When it comes to bringing British self-published voices to a greater stage Great Beast have made some inspired choices in the last few months. John Cei Douglas, Dan Berry and Isabel Greenberg are just some of the recent names to be added to their creative catalogue. Last year the publisher re-launched John Riordan and Dan Cox’s ongoing series Hitsville UK, a kind of music biz parody I described here at Broken Frontier as “a riotous, frenzied whirlwind of a comic book”. It’s taken a while for this next instalment to reach us but, despite the title of the story here (‘The Difficult Second Issue’), I’m pleased to say that there’s absolutely no need for anyone to desperately grasp at the same cute industry terminology that I did in this column’s heading to imply that this follow-up fails to match the book’s glorious debut.
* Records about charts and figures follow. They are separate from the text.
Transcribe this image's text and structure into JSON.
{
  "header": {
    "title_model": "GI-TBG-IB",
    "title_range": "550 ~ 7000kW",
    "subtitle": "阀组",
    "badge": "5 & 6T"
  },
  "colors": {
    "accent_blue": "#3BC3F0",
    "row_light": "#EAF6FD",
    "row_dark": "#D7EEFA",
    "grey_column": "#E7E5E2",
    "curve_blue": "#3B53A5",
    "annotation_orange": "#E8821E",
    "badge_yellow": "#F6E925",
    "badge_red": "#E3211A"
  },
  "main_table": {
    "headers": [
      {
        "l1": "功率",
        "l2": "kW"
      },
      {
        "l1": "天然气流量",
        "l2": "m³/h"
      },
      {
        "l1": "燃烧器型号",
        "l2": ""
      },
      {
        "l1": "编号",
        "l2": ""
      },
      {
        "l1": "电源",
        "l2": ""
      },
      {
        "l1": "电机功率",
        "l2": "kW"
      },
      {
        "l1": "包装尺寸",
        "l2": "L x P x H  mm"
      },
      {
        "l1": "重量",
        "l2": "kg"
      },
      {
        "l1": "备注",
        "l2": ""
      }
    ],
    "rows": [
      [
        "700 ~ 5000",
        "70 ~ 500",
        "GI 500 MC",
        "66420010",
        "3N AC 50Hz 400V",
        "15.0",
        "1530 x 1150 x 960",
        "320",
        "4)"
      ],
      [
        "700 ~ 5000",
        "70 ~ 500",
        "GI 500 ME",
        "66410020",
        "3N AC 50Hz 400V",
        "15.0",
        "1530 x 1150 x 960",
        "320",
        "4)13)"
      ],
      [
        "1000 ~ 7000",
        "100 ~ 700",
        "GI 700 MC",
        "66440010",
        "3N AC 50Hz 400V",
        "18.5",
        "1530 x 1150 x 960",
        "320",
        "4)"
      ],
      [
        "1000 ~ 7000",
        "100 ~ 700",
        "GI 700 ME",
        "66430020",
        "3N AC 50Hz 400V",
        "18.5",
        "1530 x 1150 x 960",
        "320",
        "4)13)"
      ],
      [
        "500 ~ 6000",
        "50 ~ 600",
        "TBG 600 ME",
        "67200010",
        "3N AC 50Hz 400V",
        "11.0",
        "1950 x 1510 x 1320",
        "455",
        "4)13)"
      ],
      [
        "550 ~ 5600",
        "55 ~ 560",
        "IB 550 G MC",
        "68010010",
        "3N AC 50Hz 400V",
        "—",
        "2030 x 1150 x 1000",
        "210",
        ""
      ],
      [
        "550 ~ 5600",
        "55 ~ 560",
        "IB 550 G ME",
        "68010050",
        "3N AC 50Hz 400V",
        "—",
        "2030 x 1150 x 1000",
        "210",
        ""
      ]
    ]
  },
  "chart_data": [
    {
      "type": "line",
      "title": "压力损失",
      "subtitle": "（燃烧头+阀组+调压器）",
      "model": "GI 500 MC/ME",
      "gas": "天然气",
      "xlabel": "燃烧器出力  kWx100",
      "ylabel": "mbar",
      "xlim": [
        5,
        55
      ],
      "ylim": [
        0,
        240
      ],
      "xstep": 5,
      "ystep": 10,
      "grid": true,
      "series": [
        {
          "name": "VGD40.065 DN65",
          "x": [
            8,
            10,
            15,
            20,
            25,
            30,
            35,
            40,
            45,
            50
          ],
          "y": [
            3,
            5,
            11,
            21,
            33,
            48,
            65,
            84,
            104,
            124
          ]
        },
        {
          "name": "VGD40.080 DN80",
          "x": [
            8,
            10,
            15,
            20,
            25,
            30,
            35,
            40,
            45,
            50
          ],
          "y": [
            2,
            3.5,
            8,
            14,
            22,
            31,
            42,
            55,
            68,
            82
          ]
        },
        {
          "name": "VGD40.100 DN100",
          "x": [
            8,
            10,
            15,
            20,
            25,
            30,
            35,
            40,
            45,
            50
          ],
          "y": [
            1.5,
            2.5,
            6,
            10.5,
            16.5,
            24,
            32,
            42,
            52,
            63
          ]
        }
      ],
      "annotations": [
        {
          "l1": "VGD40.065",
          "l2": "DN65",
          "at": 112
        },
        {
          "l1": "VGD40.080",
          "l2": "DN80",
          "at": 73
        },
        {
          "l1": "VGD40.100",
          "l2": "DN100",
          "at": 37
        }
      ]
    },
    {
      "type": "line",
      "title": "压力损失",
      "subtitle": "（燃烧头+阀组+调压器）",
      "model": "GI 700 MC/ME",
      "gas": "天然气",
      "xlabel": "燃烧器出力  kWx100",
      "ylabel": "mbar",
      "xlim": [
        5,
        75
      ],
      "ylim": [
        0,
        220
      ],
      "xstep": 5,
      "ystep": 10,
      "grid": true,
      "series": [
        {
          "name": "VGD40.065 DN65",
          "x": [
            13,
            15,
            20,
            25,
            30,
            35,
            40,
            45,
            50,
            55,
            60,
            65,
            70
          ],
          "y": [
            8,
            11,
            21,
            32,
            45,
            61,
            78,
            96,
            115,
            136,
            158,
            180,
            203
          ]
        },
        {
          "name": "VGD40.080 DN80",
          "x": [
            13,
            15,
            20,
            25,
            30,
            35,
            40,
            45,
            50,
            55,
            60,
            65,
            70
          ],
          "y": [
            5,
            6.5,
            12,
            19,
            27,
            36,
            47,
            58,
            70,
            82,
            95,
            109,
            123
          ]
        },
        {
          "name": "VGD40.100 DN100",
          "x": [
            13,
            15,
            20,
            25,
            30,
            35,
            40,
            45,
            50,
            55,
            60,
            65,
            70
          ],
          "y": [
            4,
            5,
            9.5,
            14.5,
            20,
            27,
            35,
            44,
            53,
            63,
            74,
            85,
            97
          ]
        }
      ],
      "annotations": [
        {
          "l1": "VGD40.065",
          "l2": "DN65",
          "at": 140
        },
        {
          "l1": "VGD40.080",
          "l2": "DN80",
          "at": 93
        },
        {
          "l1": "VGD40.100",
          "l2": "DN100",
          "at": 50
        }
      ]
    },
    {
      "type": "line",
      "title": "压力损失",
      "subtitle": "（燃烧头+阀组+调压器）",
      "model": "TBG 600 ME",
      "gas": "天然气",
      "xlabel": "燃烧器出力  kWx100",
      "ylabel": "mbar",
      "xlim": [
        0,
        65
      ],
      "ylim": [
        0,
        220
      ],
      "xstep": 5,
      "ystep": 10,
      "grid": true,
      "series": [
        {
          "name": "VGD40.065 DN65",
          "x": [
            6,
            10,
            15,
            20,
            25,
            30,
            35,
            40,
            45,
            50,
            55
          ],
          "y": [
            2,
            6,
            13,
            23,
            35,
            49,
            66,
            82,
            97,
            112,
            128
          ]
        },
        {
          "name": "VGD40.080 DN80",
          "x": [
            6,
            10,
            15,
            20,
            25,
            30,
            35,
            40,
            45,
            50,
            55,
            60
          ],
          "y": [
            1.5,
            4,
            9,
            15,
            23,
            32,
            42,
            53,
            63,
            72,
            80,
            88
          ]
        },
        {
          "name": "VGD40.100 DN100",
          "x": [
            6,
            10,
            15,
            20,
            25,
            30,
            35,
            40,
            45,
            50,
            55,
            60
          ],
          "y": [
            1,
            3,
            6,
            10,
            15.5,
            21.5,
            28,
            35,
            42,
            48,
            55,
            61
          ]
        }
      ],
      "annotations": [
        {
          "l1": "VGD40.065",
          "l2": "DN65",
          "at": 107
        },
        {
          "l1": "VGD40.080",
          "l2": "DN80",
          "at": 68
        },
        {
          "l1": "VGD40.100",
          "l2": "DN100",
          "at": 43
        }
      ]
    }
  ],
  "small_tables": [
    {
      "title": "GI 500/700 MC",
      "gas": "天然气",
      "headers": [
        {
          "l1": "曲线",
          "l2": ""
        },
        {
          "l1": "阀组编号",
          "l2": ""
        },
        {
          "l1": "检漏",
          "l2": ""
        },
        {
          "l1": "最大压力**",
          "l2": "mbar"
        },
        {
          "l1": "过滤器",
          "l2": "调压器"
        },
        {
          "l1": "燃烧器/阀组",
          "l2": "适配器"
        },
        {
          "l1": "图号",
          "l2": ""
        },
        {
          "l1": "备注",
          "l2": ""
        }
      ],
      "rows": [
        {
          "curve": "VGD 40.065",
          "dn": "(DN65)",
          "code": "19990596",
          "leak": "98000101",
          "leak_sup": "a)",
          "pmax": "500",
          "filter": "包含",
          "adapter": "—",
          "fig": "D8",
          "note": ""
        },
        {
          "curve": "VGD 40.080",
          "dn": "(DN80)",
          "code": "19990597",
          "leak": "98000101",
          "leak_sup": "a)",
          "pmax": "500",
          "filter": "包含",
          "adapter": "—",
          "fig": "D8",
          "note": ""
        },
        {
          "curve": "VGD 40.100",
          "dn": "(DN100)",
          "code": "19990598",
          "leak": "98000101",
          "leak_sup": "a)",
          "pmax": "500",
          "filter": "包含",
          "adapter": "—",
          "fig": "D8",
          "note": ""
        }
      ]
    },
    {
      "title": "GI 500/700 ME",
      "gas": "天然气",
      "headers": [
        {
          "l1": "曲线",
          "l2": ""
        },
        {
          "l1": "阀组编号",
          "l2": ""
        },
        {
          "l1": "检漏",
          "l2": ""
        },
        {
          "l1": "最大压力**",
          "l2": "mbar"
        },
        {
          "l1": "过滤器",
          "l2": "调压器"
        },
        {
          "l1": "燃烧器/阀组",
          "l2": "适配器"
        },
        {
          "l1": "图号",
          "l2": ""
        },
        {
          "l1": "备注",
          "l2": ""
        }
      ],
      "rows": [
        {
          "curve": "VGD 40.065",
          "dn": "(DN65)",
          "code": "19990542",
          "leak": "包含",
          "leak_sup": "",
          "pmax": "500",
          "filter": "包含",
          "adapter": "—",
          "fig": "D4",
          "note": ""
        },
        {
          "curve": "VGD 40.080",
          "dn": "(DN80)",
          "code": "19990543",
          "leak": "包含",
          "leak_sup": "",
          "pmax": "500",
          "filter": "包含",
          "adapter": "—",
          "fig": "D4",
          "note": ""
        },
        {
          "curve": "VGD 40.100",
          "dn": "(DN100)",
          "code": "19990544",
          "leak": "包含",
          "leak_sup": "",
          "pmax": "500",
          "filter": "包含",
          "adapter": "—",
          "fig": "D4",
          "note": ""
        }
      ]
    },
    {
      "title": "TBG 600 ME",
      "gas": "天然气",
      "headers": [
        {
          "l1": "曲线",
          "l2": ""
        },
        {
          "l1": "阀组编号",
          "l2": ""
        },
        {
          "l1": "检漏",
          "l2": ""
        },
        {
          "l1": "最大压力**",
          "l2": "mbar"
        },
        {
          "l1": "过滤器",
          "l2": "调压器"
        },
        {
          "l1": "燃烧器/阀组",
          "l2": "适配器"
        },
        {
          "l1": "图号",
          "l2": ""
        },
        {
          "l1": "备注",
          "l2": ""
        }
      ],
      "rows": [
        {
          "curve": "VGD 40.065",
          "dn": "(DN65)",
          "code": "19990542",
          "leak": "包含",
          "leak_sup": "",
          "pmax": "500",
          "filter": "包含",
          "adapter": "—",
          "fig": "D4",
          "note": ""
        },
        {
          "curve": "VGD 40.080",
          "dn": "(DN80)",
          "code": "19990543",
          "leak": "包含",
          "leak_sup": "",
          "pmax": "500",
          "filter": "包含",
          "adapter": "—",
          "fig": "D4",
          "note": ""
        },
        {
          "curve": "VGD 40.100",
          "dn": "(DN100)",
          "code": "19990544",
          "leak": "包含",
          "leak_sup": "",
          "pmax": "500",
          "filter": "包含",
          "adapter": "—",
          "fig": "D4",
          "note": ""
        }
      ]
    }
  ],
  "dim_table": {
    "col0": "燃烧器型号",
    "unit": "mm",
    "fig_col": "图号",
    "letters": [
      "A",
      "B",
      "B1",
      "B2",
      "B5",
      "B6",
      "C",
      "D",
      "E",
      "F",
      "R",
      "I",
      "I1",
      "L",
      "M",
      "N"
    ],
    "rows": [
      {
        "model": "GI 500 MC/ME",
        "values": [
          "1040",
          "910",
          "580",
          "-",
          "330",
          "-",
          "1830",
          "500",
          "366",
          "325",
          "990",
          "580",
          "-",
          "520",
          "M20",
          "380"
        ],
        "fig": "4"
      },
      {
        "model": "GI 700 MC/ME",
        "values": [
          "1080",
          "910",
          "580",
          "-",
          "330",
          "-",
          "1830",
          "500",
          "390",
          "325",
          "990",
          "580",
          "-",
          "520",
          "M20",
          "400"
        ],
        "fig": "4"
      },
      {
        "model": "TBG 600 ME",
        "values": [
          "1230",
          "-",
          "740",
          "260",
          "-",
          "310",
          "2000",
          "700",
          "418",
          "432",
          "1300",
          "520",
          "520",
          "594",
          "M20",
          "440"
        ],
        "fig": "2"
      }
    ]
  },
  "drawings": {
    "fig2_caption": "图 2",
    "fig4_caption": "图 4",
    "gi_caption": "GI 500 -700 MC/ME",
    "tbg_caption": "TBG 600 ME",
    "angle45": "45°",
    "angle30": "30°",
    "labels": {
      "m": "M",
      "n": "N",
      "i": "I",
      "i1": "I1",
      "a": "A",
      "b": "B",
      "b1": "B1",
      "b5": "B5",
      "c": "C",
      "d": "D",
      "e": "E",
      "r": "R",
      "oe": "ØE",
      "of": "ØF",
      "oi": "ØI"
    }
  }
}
For those yet to become absorbed by the rather unique experience that is Hitsville UK, then, a quick précis of the proceedings thus far. In that first issue we were introduced to the titular independent record label run by the worldweary owner Gerry Corden and nefarious “super producer” Greg Pastis (who appears to have had a name change since the original self-published issue), aided by (literally) demonic accountant Stan Van Horne. A whole host of bizarrely “out there” bands and performers were in their sights, including the Scooby Doo-like supernatural investigators The Carrie Nation’s Revenge, Gollum-style country singer Gwillum and “Spiv Hop” superstar Jack Spatz.
In chapter two we discover the extreme degrees Greg Pastis will go to ensure no more ultra-earnest, guitar-playing, singer-songwriters are inflicted on the public, learn some interesting tidbits about Gerry Corden’s past, and witness more of Stan’s netherworldly business methods. Elsewhere music journo Rona Roads starts a feature on the Hitsville crew, Gwillum takes to the road on a spiritual quest, The Carrie Nation’s Revenge encounter neo-Nazi band Aryan 51, and the local library’s outreach initiative hosts a Rap Battle that introduces us to Da Tree Huggaz, The Wicked Witch of the Westwood and this issue’s definite breakout star, G-Nome.
As you can see there’s an awful lot going on in Hitsville UK. What needs to be stated upfront is that Riordan and Cox make no concessions for latecomers amongst their readership or, for that matter, the established audience! There’s a large and sprawling cast of characters to keep track of whose back stories are drip-fed to the audience in increments across these two issues. Masterful pay-offs to running gags can be missed if you are not paying attention, and clever plot points are often obscured in the rapid fire pacing of the book’s narrative. But there are dividends on offer for those willing to carefully scrutinise each and every throwaway line. The brilliant pop punning and showbiz digs can be enjoyed on a superficial level but I suspect the multi-faceted subplots and character-led groundwork Hitsville UK is built on are going to produce some delightfully twisting turns in the issues to come.
Riordan’s art was one of the big draws of #1. Here his pages are slightly less crammed than in #1, giving his panels more space to breathe, but it’s as strong a performance as that opening episode. From his effortlessly genre-jumping, mood-changing scenes – that can encompass everything from the horrific to the phantasmagorical – to that ace comic timing that brings those blackly humorous gags to life, it’s another flawless display of rhythmical visual storytelling.
Hitsville UK #2 is not for the uninitiated or the casual reader but this strange, frantic, scene-hopping, patchwork quilt of a comic rewards those willing to invest the requisite time in its freaky, frenetic narrative style. And any comic that includes as delicious a line as “You could have been the next Sonia” gets a thumbs up from me. Hitsville UK #2 is an endlessly inventive cascade of ideas, full of irrepressible energy and represents another winner from Riordan, Cox and Great Beast!